USS partners with Macquarie to buy Green Investment Bank for £2.3bn

£50bn academics fund teams up with infrastructure giant

The Universities Superannuation Scheme, the £50bn (€59bn) fund for UK academics, has partnered with Australian infrastructure giant Macquarie to buy the UK’s state-owned Green Investment Bank in a £2.3bn deal.

Macquarie had gone into the bidding process for the GIB as a solo bidder last year, but has now formed a consortium with USS and one of its Macquarie European Infrastructure Funds (MEIF5) to win the deal.

The bank was created in 2012, seeded with £3.8bn of public money, to stimulate investment into green projects in the UK. It is often upheld as the first and most successful institution of its kind, and has been replicated in countries around the world.

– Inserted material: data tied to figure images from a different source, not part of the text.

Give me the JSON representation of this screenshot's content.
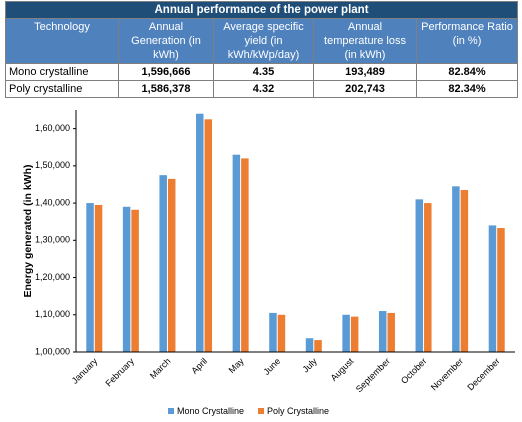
{
  "table": {
    "title": "Annual performance of the power plant",
    "columns": [
      "Technology",
      "Annual Generation (in kWh)",
      "Average specific yield (in kWh/kWp/day)",
      "Annual temperature loss (in kWh)",
      "Performance Ratio (in %)"
    ],
    "rows": [
      [
        "Mono crystalline",
        "1,596,666",
        "4.35",
        "193,489",
        "82.84%"
      ],
      [
        "Poly crystalline",
        "1,586,378",
        "4.32",
        "202,743",
        "82.34%"
      ]
    ]
  },
  "chart_data": {
    "type": "bar",
    "y_label": "Energy generated (in kWh)",
    "categories": [
      "January",
      "February",
      "March",
      "April",
      "May",
      "June",
      "July",
      "August",
      "September",
      "October",
      "November",
      "December"
    ],
    "series": [
      {
        "name": "Mono Crystalline",
        "color": "#5b9bd5",
        "values": [
          140000,
          139000,
          147500,
          164000,
          153000,
          110500,
          103700,
          110000,
          111000,
          141000,
          144500,
          134000
        ]
      },
      {
        "name": "Poly Crystalline",
        "color": "#ed7d31",
        "values": [
          139500,
          138200,
          146500,
          162500,
          152000,
          110000,
          103200,
          109500,
          110500,
          140000,
          143500,
          133300
        ]
      }
    ],
    "ylim": [
      100000,
      165000
    ],
    "yticks": [
      {
        "value": 100000,
        "label": "1,00,000"
      },
      {
        "value": 110000,
        "label": "1,10,000"
      },
      {
        "value": 120000,
        "label": "1,20,000"
      },
      {
        "value": 130000,
        "label": "1,30,000"
      },
      {
        "value": 140000,
        "label": "1,40,000"
      },
      {
        "value": 150000,
        "label": "1,50,000"
      },
      {
        "value": 160000,
        "label": "1,60,000"
      }
    ],
    "grid": false,
    "legend": "bottom"
  }
}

“This transaction has enabled USS to acquire a portfolio of high quality renewable energy assets on behalf of our members,” said Mike Powell, Head of Private Markets at USS.

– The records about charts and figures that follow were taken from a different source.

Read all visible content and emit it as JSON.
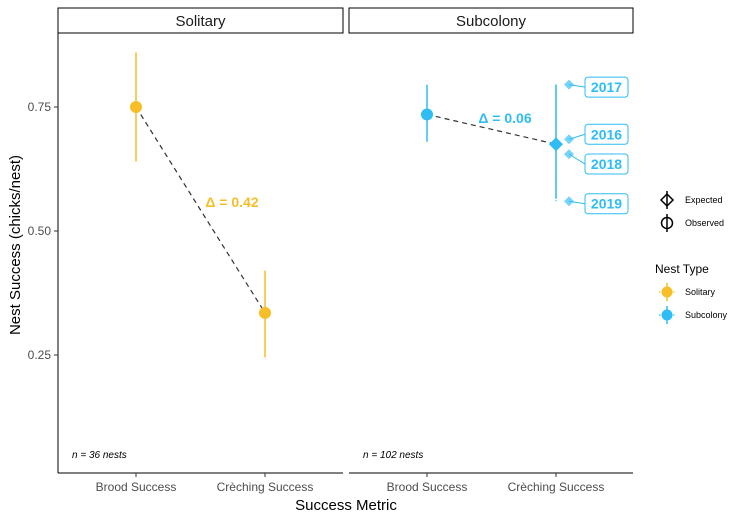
{
  "chart_data": {
    "type": "scatter",
    "ylabel": "Nest Success (chicks/nest)",
    "xlabel": "Success Metric",
    "categories": [
      "Brood Success",
      "Crèching Success"
    ],
    "yticks": [
      "0.25",
      "0.50",
      "0.75"
    ],
    "ylim": [
      0.03,
      0.92
    ],
    "panels": [
      {
        "strip": "Solitary",
        "n_label": "n = 36 nests",
        "delta_label": "Δ =  0.42",
        "color": "#F7BE28",
        "points": [
          {
            "x": "Brood Success",
            "y": 0.75,
            "lo": 0.64,
            "hi": 0.86
          },
          {
            "x": "Crèching Success",
            "y": 0.335,
            "lo": 0.245,
            "hi": 0.42
          }
        ],
        "expected": []
      },
      {
        "strip": "Subcolony",
        "n_label": "n = 102 nests",
        "delta_label": "Δ =  0.06",
        "color": "#2EBDF5",
        "points": [
          {
            "x": "Brood Success",
            "y": 0.735,
            "lo": 0.68,
            "hi": 0.795
          },
          {
            "x": "Crèching Success",
            "y": 0.675,
            "lo": 0.565,
            "hi": 0.795
          }
        ],
        "expected": [
          {
            "label": "2017",
            "y": 0.795,
            "label_y": 0.79
          },
          {
            "label": "2016",
            "y": 0.685,
            "label_y": 0.695
          },
          {
            "label": "2018",
            "y": 0.655,
            "label_y": 0.635
          },
          {
            "label": "2019",
            "y": 0.56,
            "label_y": 0.555
          }
        ]
      }
    ],
    "legend": {
      "shape_items": [
        "Expected",
        "Observed"
      ],
      "color_title": "Nest Type",
      "color_items": [
        {
          "name": "Solitary",
          "color": "#F7BE28"
        },
        {
          "name": "Subcolony",
          "color": "#2EBDF5"
        }
      ]
    }
  }
}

“The assets include offshore wind projects and a portfolio of renewable loans, illustrating our capability to invest across the capital structure. We look forward to continuing our relationship with the Green Investment Bank and finding new opportunities to invest in the low carbon economy in the UK.”

The GIB will become Macquarie’s platform for principal investments in green infrastructure projects in the UK and Europe.

Bids to buy the GIB were submitted last autumn, despite major backlash against the privatization, which was announced just months after the bank began making profit for the first time.

Other bidders shortlisted by the government were widely understood to be private equity heavyweight KKR and a consortium led by UK environmental investment manager Sustainable Development Capital. The consortium included big names such as GE and Mitsui. KKR pulled out before final bids were submitted.

Macquarie garnered a lot of criticism from some corners of the market, following scandal around its ownership of another privatized UK company. Water utility Thames Water was bought by Macquarie in 2006. Since then, the firm has been accused of draining its pension provisions and restructuring Thames Water to enable major tax evasion. Macquarie sold its final stake in Thames Water last month.In January, a series of public figures including Virgin’s Richard Branson and former UK Business Secretary Vince Cable came out against the GIB sale, after revelations that subsidiaries were being created around the GIB, which some said could enable tax evasion. Macquarie was also accused of planning to asset strip the GIB.

“This has enabled USS to acquire a portfolio of high quality renewable energy assets”

An initial public offering was being considered as an alternative by the UK government, according to reports, but now it has been confirmed that initial plans to privatize the GIB will go ahead. Initially it was proposed that a majority stake was sold, but the government will now sell 100% of the GIB to the Macquarie consortium.

“The GIB Board supported the decision to privatise GIB as it believed that attracting new investors was the best available route to securing the long-term future of the business and its growing green impact,” said Lord Smith of Kelvin, an independent chair at the GIB. The move is expected to allow the GIB to raise bonds for the first time, for example.

“Macquarie has made significant and important commitments to the UK Government to maintain GIB as a discrete entity within its business, maintaining GIB’s investment focus and approach with a target to invest more capital each year than GIB has historically. Macquarie will also uphold GIB’s green investment principles and report transparently on GIB’s green impact.

“In addition, the involvement of USS and MEIF 5 as new investors in GIB’s assets is positive; these types of institutions are well-suited to the long-term ownership of large-scale green infrastructure assets.”

A body called the Green Purposes Company was recently created, comprising independent observers of the GIB, who hold a ‘special share’ which is intended to help retain the green mandate of the bank under private ownership.